Camogli: ex scalo, da sabato raccolta firme

Testo e foto di Consuelo Pallavicini

Come preannunciato sabato scorso durante l’incontro tenutosi al Teatro Sociale di Camogli sullo scottante tema progetto area ex scalo ferroviario, ieri sera al Cenobio dei Dogi un nuovo appuntamento, chiesto al Comitato Scalo Camogli da chi ha un’attività commerciale e non ha potuto essere presente. Buona la partecipazione, aumentata via via durante la serata.

Per gli aspetti tecnici rimandiamo all’articolo

http://www.levantenews.it/index.php/2018/10/20/camogli-ex-scalo-ferroviario-incontro-partecipato-1/

Antonio Leverone, promotore del Comitato, ha illustrato brevemente l’iter del progetto modificato negli anni quattro volte specificando che la Novim srl ha tutti i permessi e che i lavori dovrebbero iniziare a gennaio.

Marta Puppo e Stefano Massone hanno poi approfondito con l’ausilio di slides l’intervento che verrà realizzato ed anche le criticità che potrebbero  sorgere.

Compito di chi fa informazione è anche quello di rendere noto il clima che si è creato in città. E sull’argomento sicuramente vi è molta preoccupazione non solo da parte di chi vi lavora, ma anche tra i residenti, tra chi ha una seconda casa e chi frequenta Camogli. In soldoni non si capisce perché una cittadina dovrebbe essere penalizzata per anni in nome di un privato che costruirà 227 box e 8 posti auto in struttura (4 piani interrati sino a 13 metri sotto l’attuale parcheggio e sotto via Colombo – ex dazio – sino a via Cuneo) e 36 posti auto in superficie (parte dell’attuale parcheggio a pagamento e area riservata agli hotel). Il tutto perdendo, secondo una stima, 232 parcheggi pubblici. Fermo restando che il privato (Novim più ditta Colombo Costruzioni) ha, ovviamente, il diritto di realizzare quanto in programma, ci si chiede perché il Comune a suo tempo abbia impostato in tal modo il progetto.

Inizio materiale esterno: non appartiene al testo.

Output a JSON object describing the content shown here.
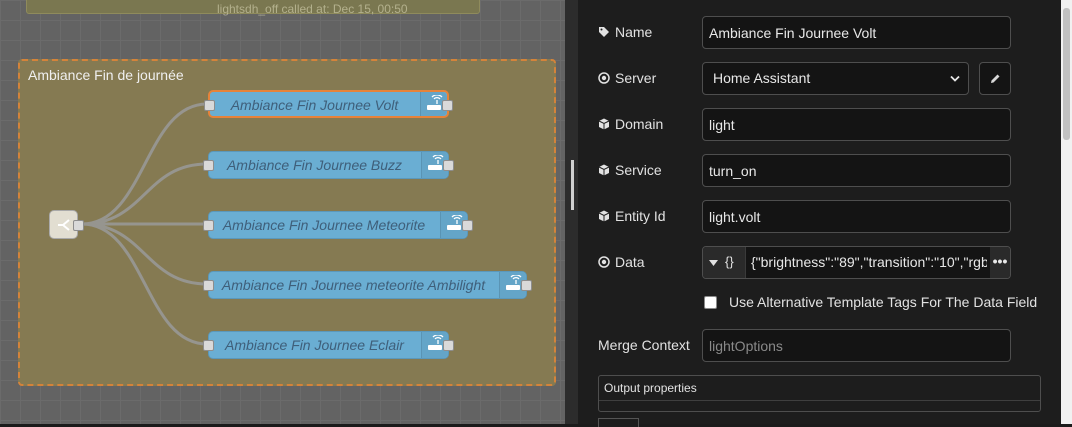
{
  "canvas": {
    "previous_group_label": "lightsdh_off called at: Dec 15, 00:50",
    "group_label": "Ambiance Fin de journée",
    "nodes": [
      {
        "label": "Ambiance Fin Journee Volt",
        "selected": true
      },
      {
        "label": "Ambiance Fin Journee Buzz",
        "selected": false
      },
      {
        "label": "Ambiance Fin Journee Meteorite",
        "selected": false
      },
      {
        "label": "Ambiance Fin Journee meteorite Ambilight",
        "selected": false
      },
      {
        "label": "Ambiance Fin Journee Eclair",
        "selected": false
      }
    ],
    "node_color": "#6aaed3",
    "group_border_color": "#d4833a",
    "source_node_icon": "switch-icon",
    "action_node_icon": "router-icon"
  },
  "panel": {
    "name": {
      "label": "Name",
      "icon": "tag-icon",
      "value": "Ambiance Fin Journee Volt"
    },
    "server": {
      "label": "Server",
      "icon": "dot-circle-icon",
      "value": "Home Assistant",
      "edit_icon": "pencil-icon"
    },
    "domain": {
      "label": "Domain",
      "icon": "cube-icon",
      "value": "light"
    },
    "service": {
      "label": "Service",
      "icon": "cube-icon",
      "value": "turn_on"
    },
    "entity_id": {
      "label": "Entity Id",
      "icon": "cube-icon",
      "value": "light.volt"
    },
    "data": {
      "label": "Data",
      "icon": "dot-circle-icon",
      "type_label": "{}",
      "value": "{\"brightness\":\"89\",\"transition\":\"10\",\"rgb_",
      "expand_label": "•••"
    },
    "alt_template": {
      "label": "Use Alternative Template Tags For The Data Field",
      "checked": false
    },
    "merge_context": {
      "label": "Merge Context",
      "placeholder": "lightOptions",
      "value": ""
    },
    "output_properties": {
      "title": "Output properties"
    }
  }
}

Ovvero lasciare realizzare prima la parte privata e in un secondo tempo il Comune realizzare un parcheggio pubblico di 225 posti auto a rotazione in struttura (3 piani interrati sino a 10 metri sotto l’attuale parcheggio e sotto Piazza del Teatro sino a via Cuneo). Ma ancora, nonostante il progetto sia unitario, non ci sono notizie specifiche in merito se non che sarebbero ulteriori anni di lavori in corso.

Tra le varie criticità si è parlato della viabilità. A parte il  passaggio di autocarri quattro assi per spostare 30.000 metri cubi di terra, vi è quella degli automezzi, dei bus e dei pullman. Preoccupazione viene anche dall’Istituto Nautico e dall’Asilo Umberto I° perché il passaggio di mezzi pesanti male si armonizza con le entrate e le uscite di chi li frequenta.

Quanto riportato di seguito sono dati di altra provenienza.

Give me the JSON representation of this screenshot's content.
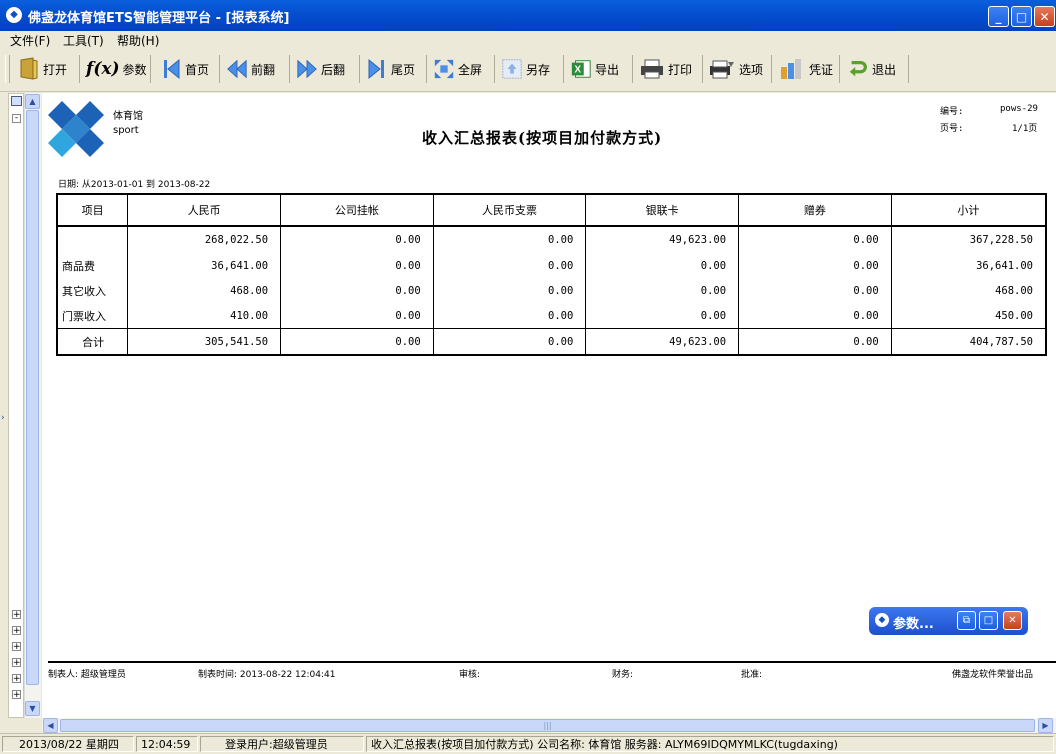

Durante l’incontro ci si è chiesti perché è stata fatta un’operazione del genere tenendo conto che già ci sono box in vendita ed altri che si stanno costruendo.

“Ma cosa possiamo fare – è stato detto – affinché Comune e Novim si siedano intorno ad un tavolo per ragionare su una soluzione diversa?”

Si potrebbe rivedere il progetto in modo da realizzare le due parti (privato e pubblico) contemporaneamente, come si potrebbe tornare in possesso dell’area accendendo un mutuo da coprire con i soldi ricavati dal posteggio ubicato alla stazione ferroviaria che rende 200.000 euro all’anno.

In ogni caso possibile fare un ricorso al Tar per vedere se l’iter e le delibere del Comune sono state regolari. Desta perplessità anche la concessione in eterno dell’area posteggio, come fosse patrimonio indisponibile perché, come da Wikipedia: sui beni del Patrimonio Indisponibile è possibile l’iscrizione di alcuni diritti reali di godimento a favore di terzi (anche a privati, fermo restando però che tali diritti non contrastino con il fine pubblico del bene).

Concretamente sabato prossimo in via Rosselli 6 (vicino al Teatro Sociale) dalle 10.30 raccolta di firme e di proventi per pagare un avvocato. Anche Italia Nostra non esclude un esposto alla Procura della Repubblica.